In my small town Georgia, USA, there are limited choices for these pleasures.
But, often I do take a stroll around town and my mind goes back in time.
I'm not a Dr. Pepper fan, but I am a fan of the old ads on brick.
Some of us grew up in the town "where everybody knows your name."
In the summer, we got up at the crack of dawn to visit the corn fields or the pea patch
to pull and pick and shuck until mama told us we could play.
Then we grabbed our bikes and were off for the day.
We went to town to buy "penny" candy, which really meant a 
bag full of squirrels, mary janes, tootsie rolls, bubble gum, bit o' honey,
fireballs, and sugar daddys.
The 5 and 10 cents store offered roasted peanuts, fresh popped popcorn or ice cream cones.
There was always the fountain at the drug store for your choice of a root beer or coke float or cherry coke.
Mama sent us to town with less than a dollar and we always came home with a tummy full and some change.
We climbed trees, played backyard ball, talked about the birds and the bees, and liked the neighborhood boys because there were no other choices.
We didn't live behind locked doors.  We weren't afraid of anything in our small town.
Tonight I stolled those same streets, I must confess with more caution.
The alleys are now gated where once we roamed unguarded.
Some days I want to pack up and move to Nashville where my children live and where there's a place for pickin' on every corner.
Would I miss the stroll down a lamp lighted street?
Probably so.
This is just the right time of year to enjoy a walk around town on a cool, Autumn evening.
I think I'll stay for awhile.
Fall Blessing,


  1. What I wouldn't give to stroll those streets with you.
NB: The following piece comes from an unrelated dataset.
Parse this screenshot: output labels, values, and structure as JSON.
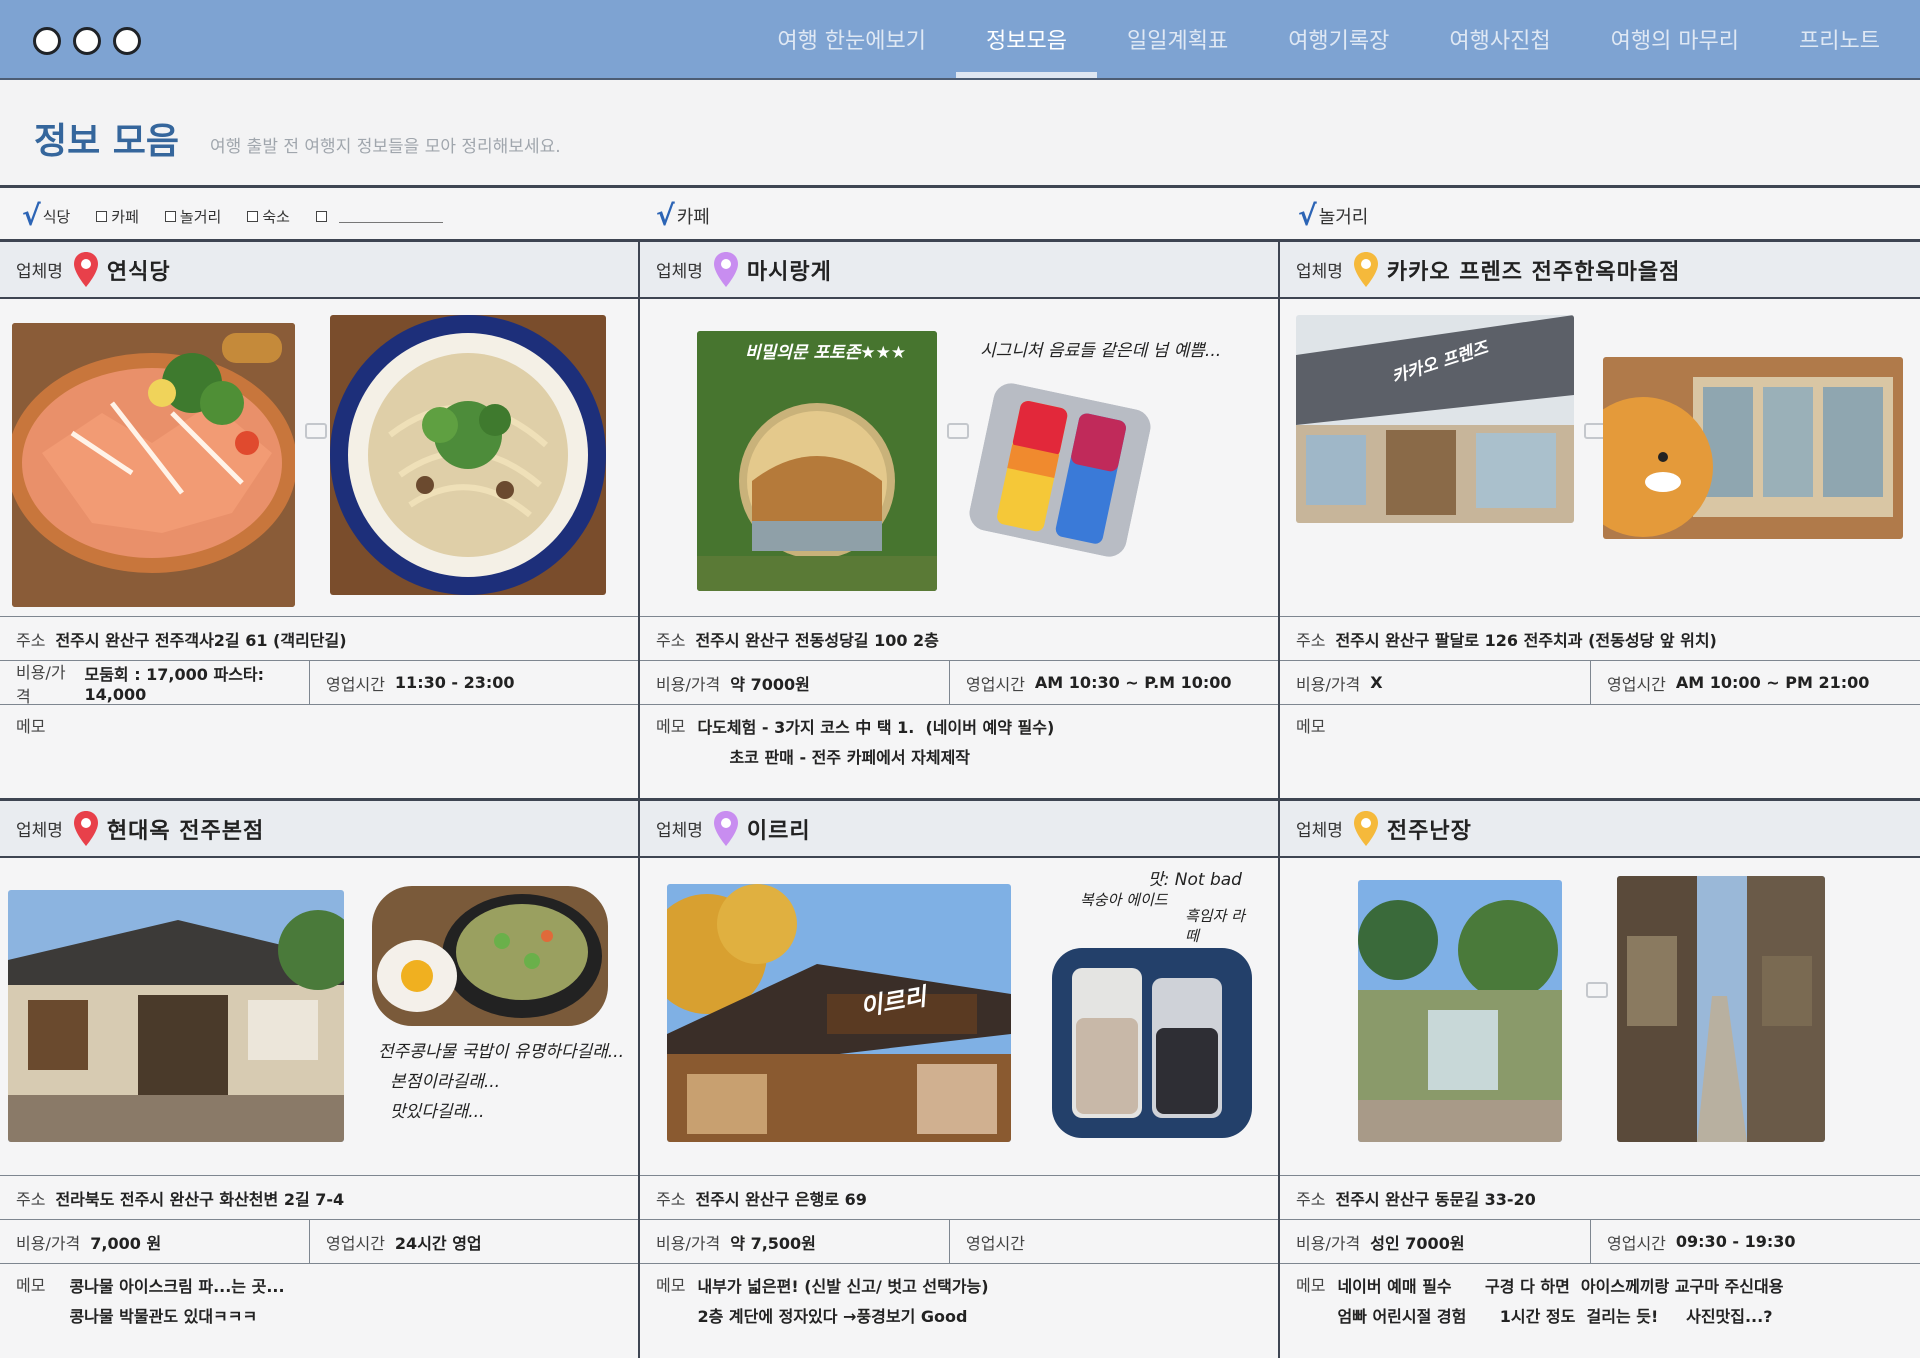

    I told Steve last night I wanted to move. He said WHAT? I then repeated myself.

    "A small town!" I said. Less trouble, traffic and woe.

    Hope your sign made it!

    Love, Rebecca

  2. I love the ads on the old brick walls. Oh to remember when we felt so safe as kids. Too bad children don't have such luxuries now, but it's wonderful to remember way back when.